Gestão Márcio França suspende venda e diz que ela foi gestada sob Alckmin

Pessoas no posto de atendimento do Poupatempo da Sé
Pessoas no posto de atendimento do Poupatempo da Sé - Fernando Donasci/Folhapress
São Paulo

O governo de São Paulo suspendeu nesta quinta (14) a venda do serviço de certificação que utilizava dados sigilosos de cerca de 30 milhões de paulistas.

O recuo ocorre um dia após a Folha revelar a venda do serviço que utilizava o banco de dados do RG e após críticas de organismos como a OAB (ordem dos advogados do Brasil) e Idec (Instituto Brasileiro de Defesa do Consumidor).

A ordem para suspender o serviço partiu diretamente do governador Márcio França (PSB), conforme revelou a coluna Painel, também da Folha.

Em nota encaminhada à reportagem, a gestão França afirma que a autorização do projeto foi dada durante a gestão do ex-governador Geraldo Alckmin (PSDB).

A decisão pegou de surpresa até mesmo integrantes do governo, já que na noite desta quarta (13) a venda era defendida pelo subsecretário de comunicação da gestão França, Clóvis Vasconcellos, em carta enviada à Folha.
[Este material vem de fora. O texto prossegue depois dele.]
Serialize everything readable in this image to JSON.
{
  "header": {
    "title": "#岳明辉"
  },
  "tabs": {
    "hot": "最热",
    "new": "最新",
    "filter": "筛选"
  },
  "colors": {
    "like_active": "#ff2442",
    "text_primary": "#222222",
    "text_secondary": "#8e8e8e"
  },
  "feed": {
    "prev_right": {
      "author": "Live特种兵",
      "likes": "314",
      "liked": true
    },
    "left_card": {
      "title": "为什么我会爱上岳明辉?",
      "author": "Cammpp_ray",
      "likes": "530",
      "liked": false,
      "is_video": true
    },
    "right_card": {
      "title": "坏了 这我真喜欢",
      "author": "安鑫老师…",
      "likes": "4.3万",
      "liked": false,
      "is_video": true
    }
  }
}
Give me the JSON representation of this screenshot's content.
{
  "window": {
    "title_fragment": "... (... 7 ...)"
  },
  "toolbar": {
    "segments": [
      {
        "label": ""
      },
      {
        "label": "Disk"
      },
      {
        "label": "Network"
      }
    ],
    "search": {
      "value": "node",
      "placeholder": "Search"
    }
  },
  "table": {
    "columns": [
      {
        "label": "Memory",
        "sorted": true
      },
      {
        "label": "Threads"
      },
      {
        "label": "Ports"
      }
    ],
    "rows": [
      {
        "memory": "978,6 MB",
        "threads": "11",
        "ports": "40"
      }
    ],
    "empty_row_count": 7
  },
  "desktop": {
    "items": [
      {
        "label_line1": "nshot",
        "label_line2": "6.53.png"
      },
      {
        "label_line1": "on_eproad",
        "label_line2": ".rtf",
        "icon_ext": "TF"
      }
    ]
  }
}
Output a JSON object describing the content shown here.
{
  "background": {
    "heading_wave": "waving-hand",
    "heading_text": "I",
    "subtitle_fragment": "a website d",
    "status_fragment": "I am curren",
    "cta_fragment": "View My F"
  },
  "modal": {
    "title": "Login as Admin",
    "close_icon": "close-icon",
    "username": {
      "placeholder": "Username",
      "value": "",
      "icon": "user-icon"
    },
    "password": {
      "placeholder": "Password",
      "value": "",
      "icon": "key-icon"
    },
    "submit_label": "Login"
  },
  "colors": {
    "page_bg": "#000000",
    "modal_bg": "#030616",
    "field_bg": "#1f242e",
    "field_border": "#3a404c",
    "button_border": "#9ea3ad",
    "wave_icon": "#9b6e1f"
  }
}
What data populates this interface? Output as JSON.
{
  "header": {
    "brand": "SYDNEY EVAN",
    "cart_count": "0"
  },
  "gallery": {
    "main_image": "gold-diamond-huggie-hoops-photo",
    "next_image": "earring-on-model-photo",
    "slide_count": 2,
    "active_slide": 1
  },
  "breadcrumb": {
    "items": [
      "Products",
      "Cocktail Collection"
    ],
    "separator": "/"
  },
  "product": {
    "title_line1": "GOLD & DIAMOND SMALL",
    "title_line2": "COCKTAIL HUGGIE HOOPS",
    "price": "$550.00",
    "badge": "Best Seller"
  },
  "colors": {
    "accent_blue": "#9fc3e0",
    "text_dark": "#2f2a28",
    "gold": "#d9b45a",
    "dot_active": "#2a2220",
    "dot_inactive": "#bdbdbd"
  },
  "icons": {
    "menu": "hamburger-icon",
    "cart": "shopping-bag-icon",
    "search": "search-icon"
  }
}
A venda de tal serviço, inédito no país e capitaneado pela Imprensa Oficial, era destinada a empresas interessadas em confirmar a identidade de clientes. Com ajuda de um leitor óptico e mediante a compra de pacote de acessos, era possível confirmar se a impressão digital de alguém constava do banco de dados da polícia paulista. 

Tanto a OAB quando o Idec criticavam o serviço porque, para eles, entre outros problemas, falta previsão legal para que uma empresa (ainda que estatal) vendesse um serviço utilizando o banco de dados da polícia. E, também, por existir dúvidas sobre do esquema de segurança utilizado para evitar vazamento dessas informações.

O governo defendia a legalidade do serviço porque, segundo ele, não era vendido o dado em si, mas apenas uma possível checagem de dados.